Kerse is an expert in the area of helping older people remain as healthy as possible. Not only is she exposed to all the latest international research on fall prevention, but, at 57, she’s already starting to see for herself how easy it is for people to become less active as the years go by.
“I used to get up at 6am and go running before work, and I played hockey, which is really vigorous exertion, but I don’t do either anymore,” she says.
Kerse is well aware that inactivity is the first step on a slippery slope. The less muscle strength you have, the shorter your stride and the clumsier your gait becomes. The more unsteady your gait, the more chance you have of falling. There is also a link with cognitive decline as our ability to dual-task declines.
“We know that if you’re walking along and you have to slow down to talk to someone, then you’re a high fall risk,” says Kerse.
Every year, one in three people aged over 65 will fall, and for those over 80, that risk increases to one in two. A bad fall may have serious consequences, including loss of independence and even death. Even a small fall dents confidence and can cause people to start restricting their activities, ironically putting themselves at a greater risk of falling again.
The positive news is that improving strength and balance can reduce falls and injury by at least a third, and even the very elderly can benefit. With population projections showing the number of those aged 85-plus will more than triple in the next 30 years, encouraging people to be active is more important than ever. Hence, people over 65 (younger if Māori or Pasifika) who have had a fall in the past year, fear falling, or can’t get out of a chair without using their hands are urged to join community-based strength and balance classes.
Those who can’t get to a class may be able to access in-home help, such as the Otago Exercise Programme, which was developed to prevent falls and has been shown to be effective. To get more information, visit livestronger.org.nz or ask a GP or other health professional.
Kerse was part of a Cochrane Review into preventing falls in older people, which concluded that vitamin D supplements are also helpful for those not mobile enough to get outdoors and top up their levels naturally. For the rest of us, she says, part of the secret is to make life less convenient.
“If you’re watching television, hide the remote and get up to change the channel,” she says. “Try to build things into your everyday life. Don’t make things easy; make them hard.”

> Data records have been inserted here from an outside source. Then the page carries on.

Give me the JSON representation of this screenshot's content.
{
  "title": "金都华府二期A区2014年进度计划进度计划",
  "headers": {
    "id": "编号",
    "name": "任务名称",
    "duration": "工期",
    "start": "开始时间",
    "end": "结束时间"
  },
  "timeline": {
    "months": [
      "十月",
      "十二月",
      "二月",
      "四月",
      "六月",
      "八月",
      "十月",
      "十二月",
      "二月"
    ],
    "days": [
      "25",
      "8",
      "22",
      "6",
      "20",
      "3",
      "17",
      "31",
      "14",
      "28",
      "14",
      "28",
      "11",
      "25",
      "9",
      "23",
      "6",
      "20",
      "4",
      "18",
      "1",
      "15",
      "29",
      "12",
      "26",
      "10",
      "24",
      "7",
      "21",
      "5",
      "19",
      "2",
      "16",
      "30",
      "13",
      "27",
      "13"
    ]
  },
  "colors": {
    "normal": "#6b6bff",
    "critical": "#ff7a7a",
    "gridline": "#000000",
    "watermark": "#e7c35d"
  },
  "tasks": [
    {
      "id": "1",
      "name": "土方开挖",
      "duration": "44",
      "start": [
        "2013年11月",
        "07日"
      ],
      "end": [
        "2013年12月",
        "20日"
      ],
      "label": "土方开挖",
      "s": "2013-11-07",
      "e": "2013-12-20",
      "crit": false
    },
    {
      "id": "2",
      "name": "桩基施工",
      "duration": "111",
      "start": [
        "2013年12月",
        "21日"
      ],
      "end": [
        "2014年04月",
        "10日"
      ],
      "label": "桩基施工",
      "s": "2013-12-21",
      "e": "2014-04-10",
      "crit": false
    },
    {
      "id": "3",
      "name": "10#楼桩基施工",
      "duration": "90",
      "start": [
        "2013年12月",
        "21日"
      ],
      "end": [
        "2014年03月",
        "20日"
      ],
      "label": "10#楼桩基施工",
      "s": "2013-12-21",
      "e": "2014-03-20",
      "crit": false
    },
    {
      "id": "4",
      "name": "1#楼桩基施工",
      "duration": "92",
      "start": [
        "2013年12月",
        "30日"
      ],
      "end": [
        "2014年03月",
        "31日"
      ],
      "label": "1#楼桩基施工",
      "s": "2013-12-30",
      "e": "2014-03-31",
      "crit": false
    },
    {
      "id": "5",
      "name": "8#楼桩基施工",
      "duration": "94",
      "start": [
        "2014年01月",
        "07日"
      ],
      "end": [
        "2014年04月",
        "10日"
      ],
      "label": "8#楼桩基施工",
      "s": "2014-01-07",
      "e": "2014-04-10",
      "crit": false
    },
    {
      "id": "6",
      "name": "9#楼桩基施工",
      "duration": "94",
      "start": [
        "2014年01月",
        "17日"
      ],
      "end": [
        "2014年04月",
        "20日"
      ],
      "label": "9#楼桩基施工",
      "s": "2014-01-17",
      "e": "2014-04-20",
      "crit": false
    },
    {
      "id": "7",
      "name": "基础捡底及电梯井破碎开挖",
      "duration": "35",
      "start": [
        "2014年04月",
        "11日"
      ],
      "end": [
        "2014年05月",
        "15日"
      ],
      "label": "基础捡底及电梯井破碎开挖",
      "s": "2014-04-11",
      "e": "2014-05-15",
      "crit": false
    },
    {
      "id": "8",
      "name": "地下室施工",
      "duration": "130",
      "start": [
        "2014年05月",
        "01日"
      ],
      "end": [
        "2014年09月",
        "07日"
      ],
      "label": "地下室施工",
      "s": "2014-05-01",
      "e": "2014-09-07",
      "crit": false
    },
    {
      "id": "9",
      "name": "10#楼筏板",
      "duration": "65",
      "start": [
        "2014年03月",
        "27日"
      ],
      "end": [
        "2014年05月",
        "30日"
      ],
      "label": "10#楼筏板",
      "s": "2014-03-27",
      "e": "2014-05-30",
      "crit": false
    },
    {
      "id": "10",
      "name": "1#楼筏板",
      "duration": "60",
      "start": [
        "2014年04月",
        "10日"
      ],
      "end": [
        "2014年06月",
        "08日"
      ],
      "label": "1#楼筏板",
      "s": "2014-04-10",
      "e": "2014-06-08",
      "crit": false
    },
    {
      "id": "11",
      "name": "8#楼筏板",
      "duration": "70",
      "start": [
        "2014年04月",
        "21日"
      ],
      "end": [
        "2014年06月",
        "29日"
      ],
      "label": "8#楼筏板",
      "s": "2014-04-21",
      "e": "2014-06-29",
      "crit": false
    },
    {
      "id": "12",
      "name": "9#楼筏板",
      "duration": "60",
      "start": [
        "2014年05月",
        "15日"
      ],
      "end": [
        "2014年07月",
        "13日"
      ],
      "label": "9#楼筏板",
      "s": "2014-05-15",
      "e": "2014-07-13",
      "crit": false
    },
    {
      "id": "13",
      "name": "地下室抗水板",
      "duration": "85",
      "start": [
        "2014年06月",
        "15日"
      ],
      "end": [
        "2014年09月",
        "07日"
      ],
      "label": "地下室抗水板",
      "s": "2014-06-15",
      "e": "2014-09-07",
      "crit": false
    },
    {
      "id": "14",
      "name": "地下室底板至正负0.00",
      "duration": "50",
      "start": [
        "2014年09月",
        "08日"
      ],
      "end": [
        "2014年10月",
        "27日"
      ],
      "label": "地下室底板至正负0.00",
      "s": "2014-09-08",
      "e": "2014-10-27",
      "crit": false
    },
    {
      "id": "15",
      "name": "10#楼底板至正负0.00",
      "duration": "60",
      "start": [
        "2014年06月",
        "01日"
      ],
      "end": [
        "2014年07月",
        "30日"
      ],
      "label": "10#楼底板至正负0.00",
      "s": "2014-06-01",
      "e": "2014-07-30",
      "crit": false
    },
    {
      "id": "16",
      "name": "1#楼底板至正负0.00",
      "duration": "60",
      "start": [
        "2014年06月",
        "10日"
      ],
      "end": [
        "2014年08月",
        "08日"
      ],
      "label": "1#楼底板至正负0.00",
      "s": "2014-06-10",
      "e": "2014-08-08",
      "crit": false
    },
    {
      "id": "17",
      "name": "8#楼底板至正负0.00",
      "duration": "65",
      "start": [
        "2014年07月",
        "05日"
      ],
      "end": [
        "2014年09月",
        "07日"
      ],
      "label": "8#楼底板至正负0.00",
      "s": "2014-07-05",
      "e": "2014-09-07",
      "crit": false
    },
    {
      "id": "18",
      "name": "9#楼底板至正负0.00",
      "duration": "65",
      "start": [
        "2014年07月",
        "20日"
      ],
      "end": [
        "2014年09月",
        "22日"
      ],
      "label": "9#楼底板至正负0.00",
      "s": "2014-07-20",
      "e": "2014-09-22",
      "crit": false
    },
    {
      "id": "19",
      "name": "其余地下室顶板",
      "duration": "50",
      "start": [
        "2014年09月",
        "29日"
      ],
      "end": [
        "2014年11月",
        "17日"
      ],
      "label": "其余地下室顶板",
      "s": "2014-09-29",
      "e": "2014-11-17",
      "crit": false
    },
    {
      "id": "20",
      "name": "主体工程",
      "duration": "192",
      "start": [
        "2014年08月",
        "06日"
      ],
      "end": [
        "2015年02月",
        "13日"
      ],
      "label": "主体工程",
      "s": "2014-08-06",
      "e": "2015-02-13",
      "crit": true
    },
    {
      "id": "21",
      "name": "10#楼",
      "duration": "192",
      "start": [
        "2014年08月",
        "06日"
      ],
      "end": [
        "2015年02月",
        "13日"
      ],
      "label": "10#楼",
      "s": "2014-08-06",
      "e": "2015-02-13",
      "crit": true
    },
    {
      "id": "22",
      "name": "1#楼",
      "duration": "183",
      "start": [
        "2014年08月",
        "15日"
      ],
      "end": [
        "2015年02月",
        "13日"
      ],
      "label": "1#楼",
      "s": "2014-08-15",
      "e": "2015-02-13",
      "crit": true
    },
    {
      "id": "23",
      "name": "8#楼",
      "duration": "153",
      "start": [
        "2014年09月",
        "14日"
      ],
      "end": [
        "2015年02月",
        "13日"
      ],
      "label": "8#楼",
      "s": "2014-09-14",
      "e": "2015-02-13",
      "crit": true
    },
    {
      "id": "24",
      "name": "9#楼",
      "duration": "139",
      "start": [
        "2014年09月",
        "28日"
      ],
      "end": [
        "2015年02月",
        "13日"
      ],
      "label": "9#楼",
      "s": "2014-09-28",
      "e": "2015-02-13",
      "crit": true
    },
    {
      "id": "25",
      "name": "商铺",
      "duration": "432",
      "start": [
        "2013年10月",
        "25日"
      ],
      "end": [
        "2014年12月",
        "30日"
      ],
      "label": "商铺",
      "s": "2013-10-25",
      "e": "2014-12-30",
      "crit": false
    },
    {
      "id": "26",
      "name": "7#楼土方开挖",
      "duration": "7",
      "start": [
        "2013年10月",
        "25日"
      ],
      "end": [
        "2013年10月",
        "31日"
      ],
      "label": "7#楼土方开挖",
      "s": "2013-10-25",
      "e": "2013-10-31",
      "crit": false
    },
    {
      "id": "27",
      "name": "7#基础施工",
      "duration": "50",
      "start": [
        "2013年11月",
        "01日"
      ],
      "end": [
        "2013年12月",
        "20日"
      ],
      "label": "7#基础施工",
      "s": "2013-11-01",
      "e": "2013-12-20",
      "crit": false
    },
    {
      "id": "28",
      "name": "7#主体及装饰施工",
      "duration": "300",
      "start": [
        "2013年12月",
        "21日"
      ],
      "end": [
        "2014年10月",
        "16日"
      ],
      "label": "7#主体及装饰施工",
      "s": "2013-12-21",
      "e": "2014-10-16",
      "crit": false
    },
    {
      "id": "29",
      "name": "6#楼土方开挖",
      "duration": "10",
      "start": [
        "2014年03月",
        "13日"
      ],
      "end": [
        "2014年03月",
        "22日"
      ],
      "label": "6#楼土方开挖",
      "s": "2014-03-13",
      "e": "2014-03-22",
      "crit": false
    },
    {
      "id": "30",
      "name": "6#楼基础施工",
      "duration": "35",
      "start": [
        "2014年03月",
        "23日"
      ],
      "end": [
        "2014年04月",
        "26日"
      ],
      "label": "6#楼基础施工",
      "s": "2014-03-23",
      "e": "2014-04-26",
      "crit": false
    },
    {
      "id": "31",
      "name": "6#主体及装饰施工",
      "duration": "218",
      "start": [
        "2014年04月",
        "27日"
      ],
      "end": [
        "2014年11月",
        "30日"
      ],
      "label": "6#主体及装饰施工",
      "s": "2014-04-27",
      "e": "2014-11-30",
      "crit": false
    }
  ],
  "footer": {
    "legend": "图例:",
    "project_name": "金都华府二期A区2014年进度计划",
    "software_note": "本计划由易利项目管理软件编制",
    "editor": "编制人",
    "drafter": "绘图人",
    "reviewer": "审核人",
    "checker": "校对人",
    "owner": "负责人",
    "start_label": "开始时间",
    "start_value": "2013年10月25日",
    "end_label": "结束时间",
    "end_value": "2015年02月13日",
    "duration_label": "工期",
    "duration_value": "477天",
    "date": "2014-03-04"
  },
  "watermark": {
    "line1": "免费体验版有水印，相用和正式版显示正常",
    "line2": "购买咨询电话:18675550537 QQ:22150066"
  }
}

The message to be taken from recent research is that the ideal exercise should present some challenge. It should also be stimulating and enjoyable and involve social connection – so activities such as yoga and tai chi are beneficial. But the simplest fall-prevention exercise is sit-stands – sitting down in a chair then moving to a standing position repeatedly, ideally without using your hands.
Elderly people may need to be more cautious, but any effort they make is worth it.
“Never write anybody off. If you’ve got an older relative, go walking with them. Keep everybody moving,” says Kerse. “And I think now we would also say that having mind challenges is just as important as having body challenges.”